Convert string encoding to UTF-8

Hi all,

Somewhere in my code I read strings which contains unicode characters.
For example, the reading output is:
myString = "caf\xe9"

I’d like this string to be parsed as
myString = "café"

I played along with StringEncodings.jl but with no sucess. Any ideas how I can do that ?

Thanks

That’s the Latin-1 encoding of "café", not Unicode. You need to convert this to the UTF-8 encoding of Unicode as used by Julia. I’m guessing that you are on Windows and that this is actually Windows-1252, since Latin-1 is not common anymore elsewhere.

Two options:

  1. Read it into Julia as bytes (Vector{UInt8} via read(io)) and convert the encoding with StringEncodings.jl or some similar package. e.g. decode(Vector{UInt8}("caf\xe9"), "Windows-1252") gives "café".

  2. Change your files to use UTF-8. Windows-1252 is an archaic encoding that can only encode 256 characters, nowhere near all of Unicode. People should really stop using it. See here for various tools. (e.g. For a single file, you can just open it in Notepad or some other editor and choose “UTF-8” when you save, but there are also batch tools to re-encode many files at once.)
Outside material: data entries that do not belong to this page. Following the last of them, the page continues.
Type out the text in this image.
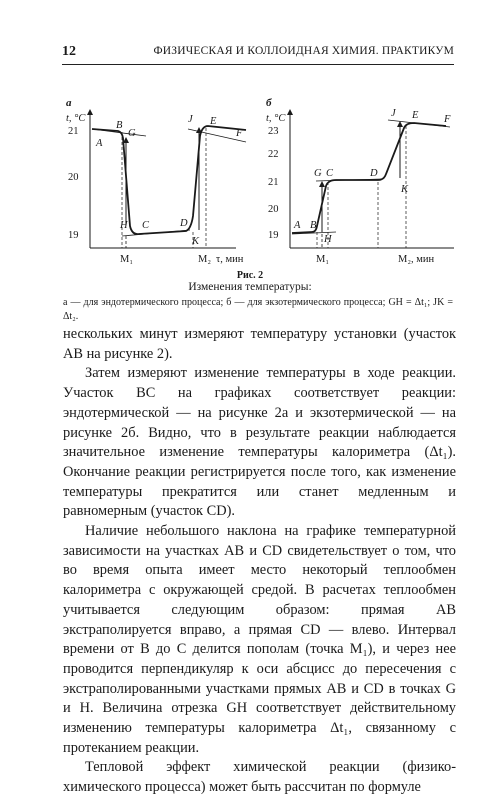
12	ФИЗИЧЕСКАЯ И КОЛЛОИДНАЯ ХИМИЯ. ПРАКТИКУМ
а
t, °C
21
20
19
A
B
G
H C	D
J E
K
F
M₁	M₂ τ, мин
б
t, °C
23
22
21
20
19
A B
H
G C	D
J E
K
F
M₁	M₂, мин
Рис. 2
Изменения температуры:
а — для эндотермического процесса; б — для экзотермического процесса; GH = Δt₁; JK = Δt₂.
нескольких минут измеряют температуру установки (участок AB на рисунке 2).
Затем измеряют изменение температуры в ходе реакции. Участок BC на графиках соответствует реакции: эндотермической — на рисунке 2а и экзотермической — на рисунке 2б. Видно, что в результате реакции наблюдается значительное изменение температуры калориметра (Δt₁). Окончание реакции регистрируется после того, как изменение температуры прекратится или станет медленным и равномерным (участок CD).
Наличие небольшого наклона на графике температурной зависимости на участках AB и CD свидетельствует о том, что во время опыта имеет место некоторый теплообмен калориметра с окружающей средой. В расчетах теплообмен учитывается следующим образом: прямая AB экстраполируется вправо, а прямая CD — влево. Интервал времени от B до C делится пополам (точка M₁), и через нее проводится перпендикуляр к оси абсцисс до пересечения с экстраполированными участками прямых AB и CD в точках G и H. Величина отрезка GH соответствует действительному изменению температуры калориметра Δt₁, связанному с протеканием реакции.
Тепловой эффект химической реакции (физико-химического процесса) может быть рассчитан по формуле
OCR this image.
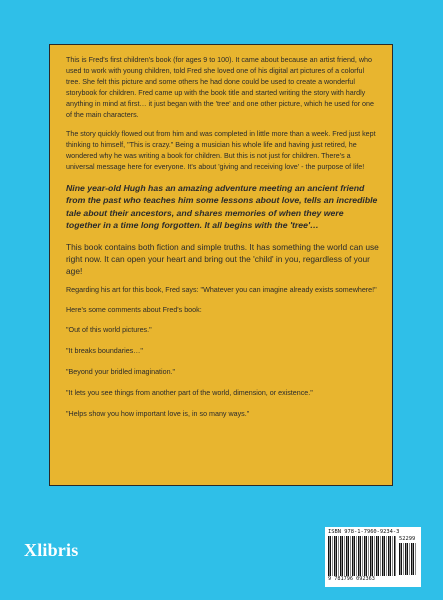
This is Fred's first children's book (for ages 9 to 100). It came about because an artist friend, who used to work with young children, told Fred she loved one of his digital art pictures of a colorful tree. She felt this picture and some others he had done could be used to create a wonderful storybook for children. Fred came up with the book title and started writing the story with hardly anything in mind at first… it just began with the 'tree' and one other picture, which he used for one of the main characters.

The story quickly flowed out from him and was completed in little more than a week. Fred just kept thinking to himself, "This is crazy." Being a musician his whole life and having just retired, he wondered why he was writing a book for children. But this is not just for children. There's a universal message here for everyone. It's about 'giving and receiving love' - the purpose of life!

Nine year-old Hugh has an amazing adventure meeting an ancient friend from the past who teaches him some lessons about love, tells an incredible tale about their ancestors, and shares memories of when they were together in a time long forgotten. It all begins with the 'tree'…

This book contains both fiction and simple truths. It has something the world can use right now. It can open your heart and bring out the 'child' in you, regardless of your age!

Regarding his art for this book, Fred says: "Whatever you can imagine already exists somewhere!"

Here's some comments about Fred's book:

"Out of this world pictures."

"It breaks boundaries…"

"Beyond your bridled imagination."

"It lets you see things from another part of the world, dimension, or existence."

"Helps show you how important love is, in so many ways."

Xlibris
ISBN 978-1-7960-9234-3
52299
9 781796 092363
(In any case, this not not technically about “parsing”, which is a distinct concept from “encoding”.)

6 Likes

Indeed, the encoding is “windows-1252”. I can’t change the files encoding to UTF-8 as they are produced by an external system which I don’t have access to…

If anyone has the same question, this works like a charm:

using StringEncodings
my_string = "caf\xe9"
my_string = decode(Vector{UInt8}(my_string), "windows-1252")

Thanks !
(I also edited the post title)

3 Likes